The doctor thought that was such a good idea, Smith said, she helped him register Junior as a service animal so he could bring the dog with him everywhere he goes.

So Smith takes Junior, who wears a badge identifying him as a service animal, to the grocery store and to restaurants. Whenever he starts to feel anxious, he just reaches down and pets Junior, and that anxiety goes away.

"My wife, Tempie, always jokes that we have to take the dog everywhere," Smith said.

Smith and the Chihuahua/Jack Russell mix went to the Star Cafe in Clearfield to meet Smith's friend for breakfast Tuesday morning. Smith said he had been in the cafe several times before with his dog, but on Tuesday, it was different.

When Smith entered, the owner quickly approached him and told him he could not bring his dog inside the restaurant.

"I was upset, so I told him I'm allowed to have him with me under the Americans With Disabilities Act," Smith said. "He didn't care. He said, 'I want you and your dog to leave.' "

Smith said Junior was always on a leash and stayed under a table while in the restaurant.

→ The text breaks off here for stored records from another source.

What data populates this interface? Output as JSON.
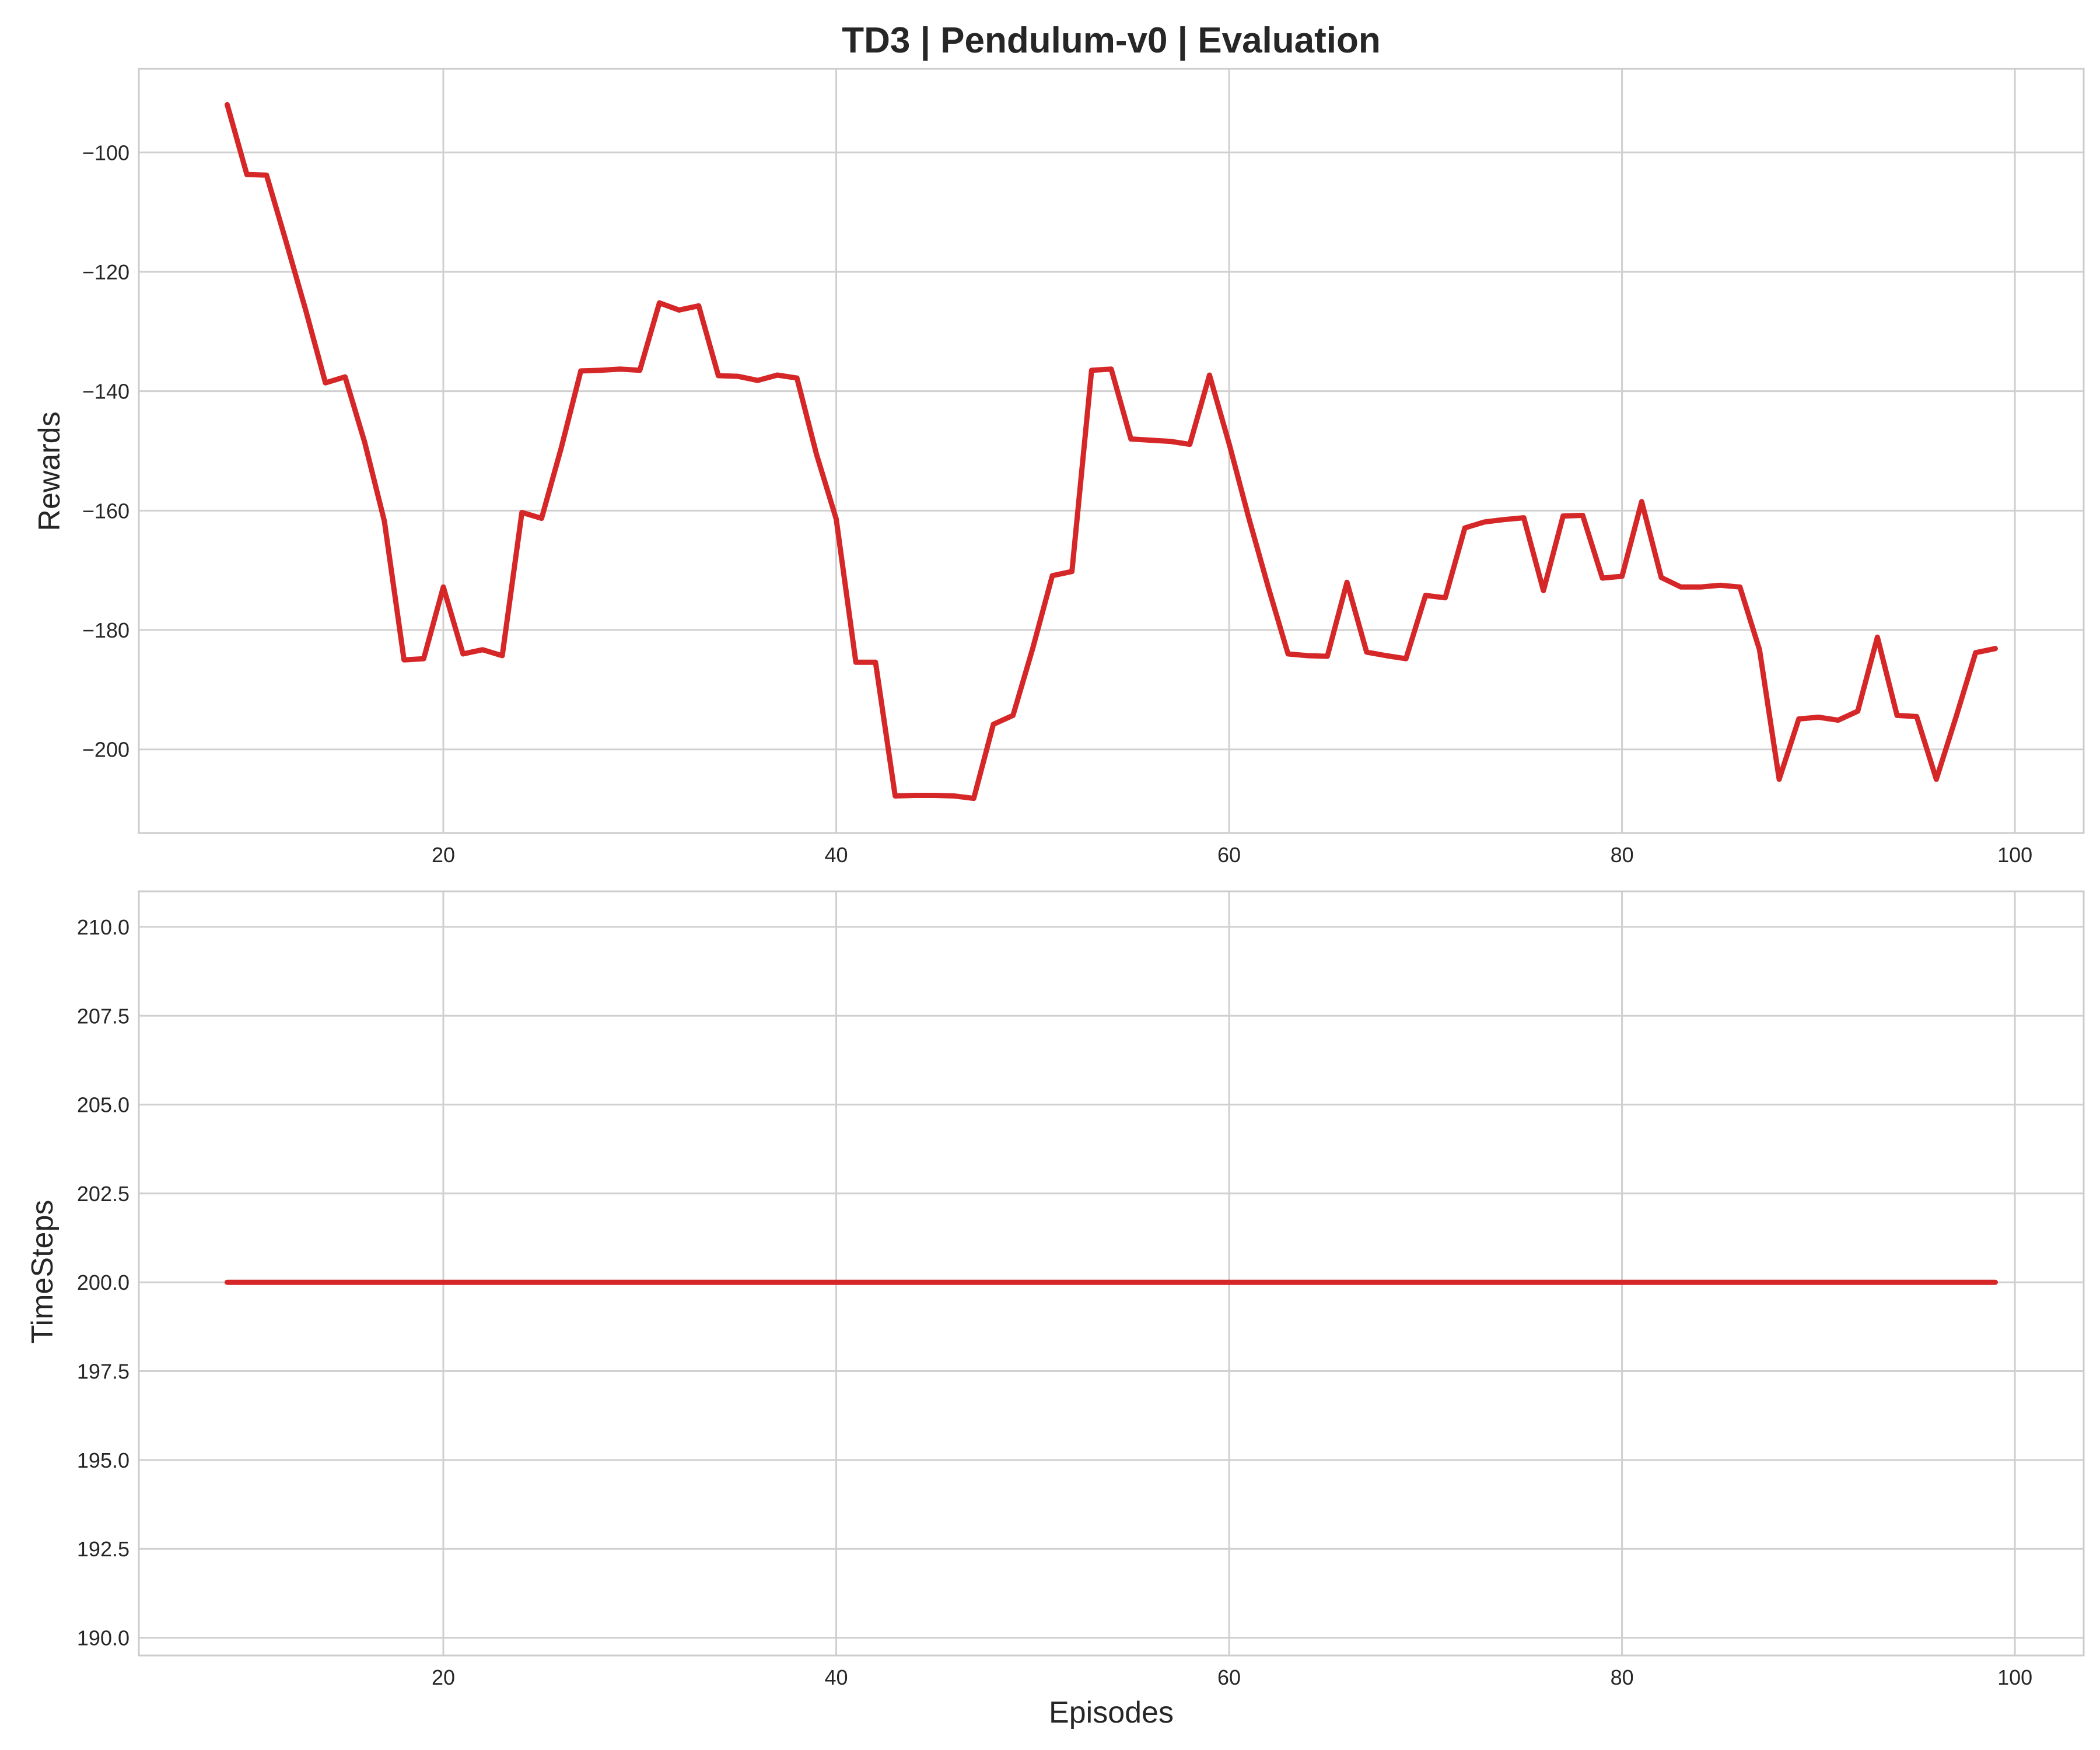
{
  "figure": {
    "title": "TD3 | Pendulum-v0 | Evaluation",
    "xlabel": "Episodes",
    "line_color": "#d62728"
  },
  "chart_data": [
    {
      "type": "line",
      "title": "TD3 | Pendulum-v0 | Evaluation",
      "xlabel": "",
      "ylabel": "Rewards",
      "grid": true,
      "xlim": [
        4.5,
        103.5
      ],
      "ylim": [
        -214,
        -86
      ],
      "xticks": [
        20,
        40,
        60,
        80,
        100
      ],
      "yticks": [
        -100,
        -120,
        -140,
        -160,
        -180,
        -200
      ],
      "ytick_labels": [
        "−100",
        "−120",
        "−140",
        "−160",
        "−180",
        "−200"
      ],
      "x": [
        9,
        10,
        11,
        12,
        13,
        14,
        15,
        16,
        17,
        18,
        19,
        20,
        21,
        22,
        23,
        24,
        25,
        26,
        27,
        28,
        29,
        30,
        31,
        32,
        33,
        34,
        35,
        36,
        37,
        38,
        39,
        40,
        41,
        42,
        43,
        44,
        45,
        46,
        47,
        48,
        49,
        50,
        51,
        52,
        53,
        54,
        55,
        56,
        57,
        58,
        59,
        60,
        61,
        62,
        63,
        64,
        65,
        66,
        67,
        68,
        69,
        70,
        71,
        72,
        73,
        74,
        75,
        76,
        77,
        78,
        79,
        80,
        81,
        82,
        83,
        84,
        85,
        86,
        87,
        88,
        89,
        90,
        91,
        92,
        93,
        94,
        95,
        96,
        97,
        98,
        99
      ],
      "series": [
        {
          "values": [
            -92,
            -103.7,
            -103.8,
            -115,
            -126.5,
            -138.6,
            -137.6,
            -148.6,
            -161.8,
            -185,
            -184.8,
            -172.8,
            -184,
            -183.3,
            -184.3,
            -160.3,
            -161.3,
            -149.5,
            -136.6,
            -136.5,
            -136.3,
            -136.5,
            -125.2,
            -126.4,
            -125.7,
            -137.4,
            -137.5,
            -138.2,
            -137.3,
            -137.8,
            -150.6,
            -161.4,
            -185.4,
            -185.4,
            -207.8,
            -207.7,
            -207.7,
            -207.8,
            -208.2,
            -195.8,
            -194.3,
            -183.1,
            -170.9,
            -170.2,
            -136.5,
            -136.3,
            -148,
            -148.2,
            -148.4,
            -148.9,
            -137.3,
            -148.8,
            -161.2,
            -172.9,
            -184,
            -184.3,
            -184.4,
            -172,
            -183.7,
            -184.3,
            -184.8,
            -174.2,
            -174.6,
            -162.9,
            -161.9,
            -161.5,
            -161.2,
            -173.4,
            -160.9,
            -160.8,
            -171.3,
            -171,
            -158.5,
            -171.2,
            -172.8,
            -172.8,
            -172.5,
            -172.8,
            -183.3,
            -205,
            -194.9,
            -194.6,
            -195.1,
            -193.6,
            -181.2,
            -194.3,
            -194.5,
            -205,
            -194.6,
            -183.8,
            -183.1
          ]
        }
      ]
    },
    {
      "type": "line",
      "xlabel": "Episodes",
      "ylabel": "TimeSteps",
      "grid": true,
      "xlim": [
        4.5,
        103.5
      ],
      "ylim": [
        189.5,
        211
      ],
      "xticks": [
        20,
        40,
        60,
        80,
        100
      ],
      "yticks": [
        190,
        192.5,
        195,
        197.5,
        200,
        202.5,
        205,
        207.5,
        210
      ],
      "ytick_labels": [
        "190.0",
        "192.5",
        "195.0",
        "197.5",
        "200.0",
        "202.5",
        "205.0",
        "207.5",
        "210.0"
      ],
      "x": [
        9,
        99
      ],
      "series": [
        {
          "values": [
            200,
            200
          ]
        }
      ]
    }
  ]
}
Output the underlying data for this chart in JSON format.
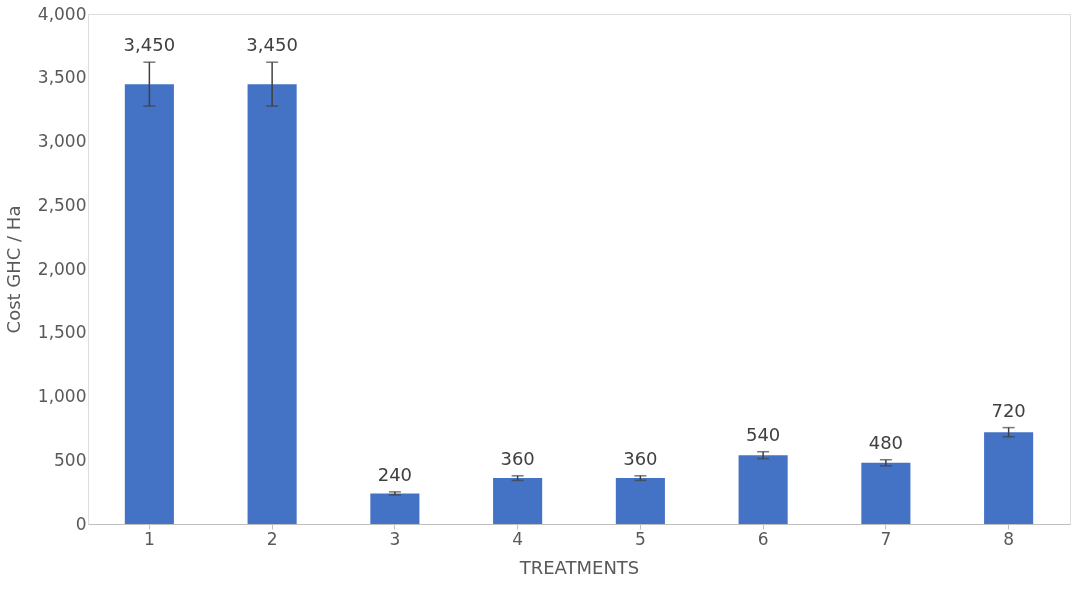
{
  "chart_data": {
    "type": "bar",
    "xlabel": "TREATMENTS",
    "ylabel": "Cost GHC / Ha",
    "categories": [
      "1",
      "2",
      "3",
      "4",
      "5",
      "6",
      "7",
      "8"
    ],
    "series": [
      {
        "color": "#4472c4",
        "values": [
          3450,
          3450,
          240,
          360,
          360,
          540,
          480,
          720
        ],
        "errors": [
          172,
          172,
          12,
          18,
          18,
          27,
          24,
          36
        ],
        "value_labels": [
          "3,450",
          "3,450",
          "240",
          "360",
          "360",
          "540",
          "480",
          "720"
        ]
      }
    ],
    "ylim": [
      0,
      4000
    ],
    "yticks": [
      0,
      {
        "value": 500,
        "label": "500"
      },
      {
        "value": 1000,
        "label": "1,000"
      },
      {
        "value": 1500,
        "label": "1,500"
      },
      {
        "value": 2000,
        "label": "2,000"
      },
      {
        "value": 2500,
        "label": "2,500"
      },
      {
        "value": 3000,
        "label": "3,000"
      },
      {
        "value": 3500,
        "label": "3,500"
      },
      {
        "value": 4000,
        "label": "4,000"
      }
    ],
    "grid": false,
    "legend": false
  }
}
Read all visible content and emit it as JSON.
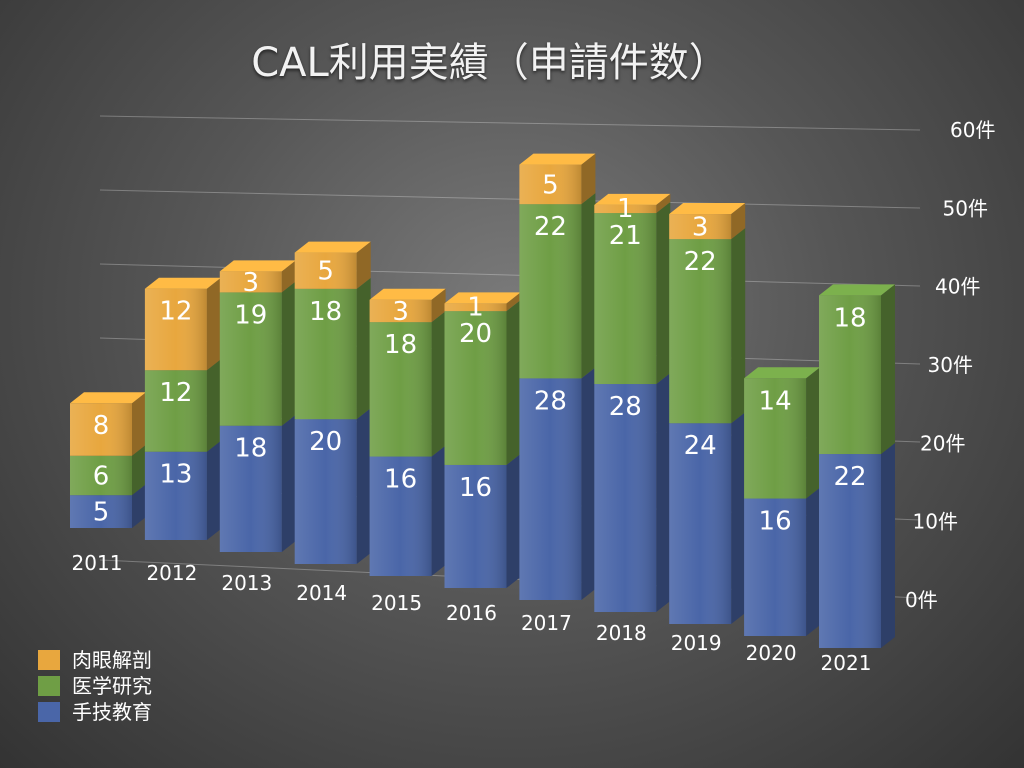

The Americans With Disabilities Act classifies a service animal as "any animal individually trained to do work or perform tasks for the benefit of a person with a disability."

A disability, defined by the ADA, is "a mental or physical condition which substantially limits a major life activity such as caring for one's self, performing manual tasks, walking, seeing, hearing, speaking, breathing, learning and working."

Litung Liu, the owner of Star Cafe, said he did not know if he was breaking the law by asking Smith to leave with his dog. The cafe owner just said allowing a dog in his restaurant does not make sense, especially when the dog annoys other customers.

"The first time he comes in, the dog just runs around and goes anywhere, even when I tell (Smith) not to allow it," Liu said.

"We are a restaurant, and people are eating here. If the dog is quiet, it's OK. If the dog goes around and plays around with other people, that is not OK."

Not wanting to leave, Smith called the police. When the Clearfield officer arrived, the officer told Smith that he had to leave.

Clearfield Police Assistant Chief Mike Stenquist confirmed that, according to the officer's report, the officer asked Smith to leave at the request of the owner.

"We'll have to review on our end (to see) if that was appropriate," Stenquist said.

Smith said, in the future, he will have to go to the places that accept Junior.

"I can't go back to a place where I've been humiliated," Smith said. "It was a good place, but the owner humiliated me so much in front of my friend."